Economics Capital Budgeting Questions Long
The accounting rate of return (ARR) is a financial metric used in capital budgeting to evaluate the profitability of an investment project. It measures the average annual profit generated by an investment as a percentage of the initial investment cost.
To calculate the ARR, the average annual profit is divided by the initial investment cost and then multiplied by 100 to express it as a percentage. The formula for ARR is as follows:
ARR = (Average Annual Profit / Initial Investment Cost) * 100
The average annual profit is typically calculated by taking the average of the net cash inflows generated by the investment project over its useful life. The net cash inflows are determined by subtracting the annual operating expenses from the annual revenues or cash inflows.

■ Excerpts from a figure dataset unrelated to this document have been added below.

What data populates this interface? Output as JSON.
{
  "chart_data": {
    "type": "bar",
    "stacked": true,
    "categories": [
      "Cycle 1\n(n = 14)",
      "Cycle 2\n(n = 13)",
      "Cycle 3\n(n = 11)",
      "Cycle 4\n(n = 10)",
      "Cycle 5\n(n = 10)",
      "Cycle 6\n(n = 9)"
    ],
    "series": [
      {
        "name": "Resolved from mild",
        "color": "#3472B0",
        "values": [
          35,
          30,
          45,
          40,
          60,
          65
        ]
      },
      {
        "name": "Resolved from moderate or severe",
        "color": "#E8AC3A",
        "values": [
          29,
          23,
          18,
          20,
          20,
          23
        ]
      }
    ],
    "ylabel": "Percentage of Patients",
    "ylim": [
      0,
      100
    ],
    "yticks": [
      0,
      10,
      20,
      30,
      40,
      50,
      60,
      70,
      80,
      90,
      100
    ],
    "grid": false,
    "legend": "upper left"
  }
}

ARR is used in capital budgeting as a tool to assess the profitability and viability of investment projects. It helps decision-makers compare different investment opportunities and determine which projects are worth pursuing.
The advantages of using ARR in capital budgeting include its simplicity and ease of calculation. It provides a straightforward measure of profitability that can be easily understood by managers and stakeholders. Additionally, ARR considers the entire life of the investment project, which allows for a long-term perspective.
However, there are some limitations to using ARR. Firstly, it does not consider the time value of money, meaning it does not account for the fact that a dollar received in the future is worth less than a dollar received today. Secondly, ARR does not consider the cash flows beyond the payback period, which may lead to biased investment decisions. Lastly, ARR relies on accounting profit, which can be influenced by accounting policies and subjective judgments, potentially leading to inaccurate results.
Despite these limitations, ARR can still be a useful tool in capital budgeting when used in conjunction with other financial metrics. It provides a quick and simple way to assess the profitability of investment projects and can serve as a preliminary screening tool. However, it is important to consider other factors such as the time value of money, cash flow patterns, and qualitative aspects before making final investment decisions.